Watching the pair of Democratic presidential debates in Detroit this week left me feeling that former Vice President Joe Biden was both past his prime and good enough to be considered the favorite to win the nomination and enter the general election with an advantage over President Trump.

Biden appears to be successfully threading a primary needle, progressive enough to maintain his front-runner position while centrist enough to protect his viability in a general. While there are others attempting the same feat, his top competitors at this stage—Elizabeth Warren, Bernie Sanders, and, to a slightly lesser extent, Kamala Harris—are going full tilt for the nomination, the general election be damned.

Others with messaging focused on general-election swing voters, including Michael Bennet, Steve Bullock, John Delaney, John Hickenlooper, and Amy Klobuchar, have done so at what appears to be the cost of gaining any traction with primary voters and caucus attendees.

Far more challenging than, say, walking and chewing gum at the same time, these are objectives that are to a certain extent contradictory but necessary. The nomination is of little value if one has taken positions and said things that make that candidate unviable in a general election, but you can’t get to the general election without winning the nomination first. It is a balancing act that is both difficult and essential.

While some of the moderate candidates don’t seem to have helped their own personal causes that much in this week’s debates, it doesn’t mean they aren’t having a profound impact on the race. Their arguments are effectively aiming a spotlight on the extent that some of the more ideological candidates are painting themselves into a corner.

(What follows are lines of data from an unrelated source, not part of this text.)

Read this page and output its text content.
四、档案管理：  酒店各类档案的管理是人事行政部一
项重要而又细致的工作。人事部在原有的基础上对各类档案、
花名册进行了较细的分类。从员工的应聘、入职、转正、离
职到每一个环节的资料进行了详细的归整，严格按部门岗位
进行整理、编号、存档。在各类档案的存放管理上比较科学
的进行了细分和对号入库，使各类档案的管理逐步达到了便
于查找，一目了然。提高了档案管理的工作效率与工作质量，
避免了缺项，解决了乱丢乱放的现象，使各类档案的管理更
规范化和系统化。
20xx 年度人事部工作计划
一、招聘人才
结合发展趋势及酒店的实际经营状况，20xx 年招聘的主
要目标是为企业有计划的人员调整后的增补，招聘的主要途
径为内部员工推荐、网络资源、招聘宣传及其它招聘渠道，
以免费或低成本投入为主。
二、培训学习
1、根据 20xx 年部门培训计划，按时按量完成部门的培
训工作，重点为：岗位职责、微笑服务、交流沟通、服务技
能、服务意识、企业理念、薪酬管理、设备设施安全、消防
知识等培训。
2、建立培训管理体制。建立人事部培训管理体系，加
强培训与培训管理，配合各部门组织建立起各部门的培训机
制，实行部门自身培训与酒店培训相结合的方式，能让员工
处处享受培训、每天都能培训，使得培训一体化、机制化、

The progressives complained about moderates—and moderators—using “Republican talking points” in their criticism of Medicare-for-all and decriminalizing illegal immigration, for example, but these Republican talking points simply preview the coming attractions. They will be the arguments used against Democrats next year, and progressives won’t be able to say they weren’t warned. There are candidates in this race that will ultimately have to decide whether they want to be pure or president.

Biden took a lot of hits Wednesday night, as he did in the June debate. He got battered and bruised, no question about it. The price for having a great deal of experience is that it creates a long paper trail of potential opposition research. With 36 years in the Senate—all of it on the Foreign Relations Committee, including 12 years as its chairman or ranking member, plus 17 years as chairman or ranking member of the Senate Judiciary Committee—and, oh, eight years as vice president, it adds up to both a strong presidential résumé and a record that can be attacked, both legitimately and less so.

But that is what happens in primary nomination battles, and in general elections, too. It’s better to be battered and bruised than to have a glass jaw and not know it.

The further left a Democrat goes before winning the nomination, the more ground they have to cover to get back to a place where they can win in places like Michigan, Pennsylvania, and Wisconsin. (And don’t count out Ohio, which some have shifted out of the purple swing column and into the pink-to-red, Republican-tilting category, but polling now shows Biden with real leads there.)

The pattern in current general-election polling is that all of the reasonably well-known Democrats are running roughly even with President Trump, but it is Biden alone that in poll after poll is sporting leads either outside the margin of error or at the top end of that margin of error. Other Democrats, as they get better known and defined, might move from being about even now to a couple of points ahead, but that might not be enough, given the Electoral College configuration.

Hillary Clinton led by between 2 and 5 points in the polls going into Election Day, and by 3 points in the RealClearPolitics average. Recent articles by David Wasserman in The Cook Political Report and Nate Cohn in The New York Times have persuasively made the case that in terms of the national popular vote, a Democratic nominee will have to put significant daylight between themselves and Trump to win the Electoral College.

That’s because Democrats waste votes running up the score in California, Illinois, and New York, while the margins in big states Republicans carry are small and getting smaller. The Republican vote is that much more efficiently allocated around the country than the Democrats’. For instance, while some polls show Texas is winnable for Democrats, assuming Republicans end up carrying the Lone Star State it won’t be by a wide margin.

The reason so many Democrats are putting an unusually high premium on electability, besides their loathing of Trump, is that after what happened in 2016 they know they need a cushion in the national popular vote—enough that translates into 270 electoral votes.